ETA: An answer was given above while I wrote this but still not seeing how water is everywhere in the core to keep things cool and can be increased or decreased. Either you have water cooling or an element is uncovered. Seems a binary choice. Water or no water. You can’t have “more” water between two points. It is there or it isn’t.

Please correct me if I’m wrong, but it seems to me that of all the possible and currently practical fuel sources, nuclear is different in that a stockpile of it is dangerous all by itself.

Coal, gas, other burnable materials: if they are stored safely – that is, without any special treatment other than not allowing them to ignite – they are not dangerous. In other words, without a fire or spark, coal is just a big black lump.

But nuclear fuel, if stored in a big lump, is inherently dangerous, and must have some kind of control to prevent it from doing what comes naturally, or overheating.

Is that a fair description?

Well, given that coal ash is allowed to float through the air willy nilly while radioactive waste is treated like nuns would treat used porn magazines, I think the fact the comparison of the effects of the two substances, even though they are contained differently, is quite fair.

You can hold uranium in your hands with no ill effect. Indeed it is still possible to buy jewelry or pottery made from uranium (has a nice, yellow color).

There are some natural “reactors” in the world where a low-level nuclear reaction occurs. Mostly though uranium is mined much like any other metal and does not require some special protective efforts.

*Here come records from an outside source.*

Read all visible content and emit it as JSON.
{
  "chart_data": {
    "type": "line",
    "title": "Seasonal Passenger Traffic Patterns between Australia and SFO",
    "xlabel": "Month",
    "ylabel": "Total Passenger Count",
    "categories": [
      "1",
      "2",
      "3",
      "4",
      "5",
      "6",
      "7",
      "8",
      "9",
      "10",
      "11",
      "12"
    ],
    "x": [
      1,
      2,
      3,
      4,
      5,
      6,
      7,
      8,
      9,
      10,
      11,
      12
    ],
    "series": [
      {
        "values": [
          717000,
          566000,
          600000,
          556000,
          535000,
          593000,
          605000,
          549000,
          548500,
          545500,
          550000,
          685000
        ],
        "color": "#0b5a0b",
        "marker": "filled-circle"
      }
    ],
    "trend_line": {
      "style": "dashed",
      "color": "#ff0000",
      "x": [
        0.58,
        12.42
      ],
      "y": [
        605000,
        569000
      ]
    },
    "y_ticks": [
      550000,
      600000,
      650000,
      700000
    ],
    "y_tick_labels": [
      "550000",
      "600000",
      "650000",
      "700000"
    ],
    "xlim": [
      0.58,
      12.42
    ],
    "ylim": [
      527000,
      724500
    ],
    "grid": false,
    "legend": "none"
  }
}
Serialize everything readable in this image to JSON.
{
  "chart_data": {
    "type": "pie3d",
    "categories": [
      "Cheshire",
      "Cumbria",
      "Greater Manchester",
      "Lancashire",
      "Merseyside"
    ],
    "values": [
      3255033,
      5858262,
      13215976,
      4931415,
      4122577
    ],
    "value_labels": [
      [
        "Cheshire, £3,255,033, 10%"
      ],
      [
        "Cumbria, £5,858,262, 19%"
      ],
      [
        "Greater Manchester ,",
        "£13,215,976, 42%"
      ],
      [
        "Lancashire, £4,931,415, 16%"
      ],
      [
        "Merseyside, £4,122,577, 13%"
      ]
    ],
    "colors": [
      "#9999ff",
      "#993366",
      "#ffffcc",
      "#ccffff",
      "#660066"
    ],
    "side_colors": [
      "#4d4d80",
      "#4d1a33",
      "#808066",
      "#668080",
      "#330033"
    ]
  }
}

Refined uranium sufficient for power production or bombs is dangerous. But then there are lots and lots of materials used in manufacturing that are dangerous to downright lethal. Often these things are shipped by rail or truck. Uranium is not uniquely dangerous. We just want to keep the refined stuff away from bad guys.

So sure, a truck filled with uranium is more dangerous if it spills than a truck load of coal but then one truck of uranium is equivalent to a few thousand (don’t know the real number…made this up but the difference is huge) trucks of coal. Not to mention the environmental impact of strip mining for coal and such.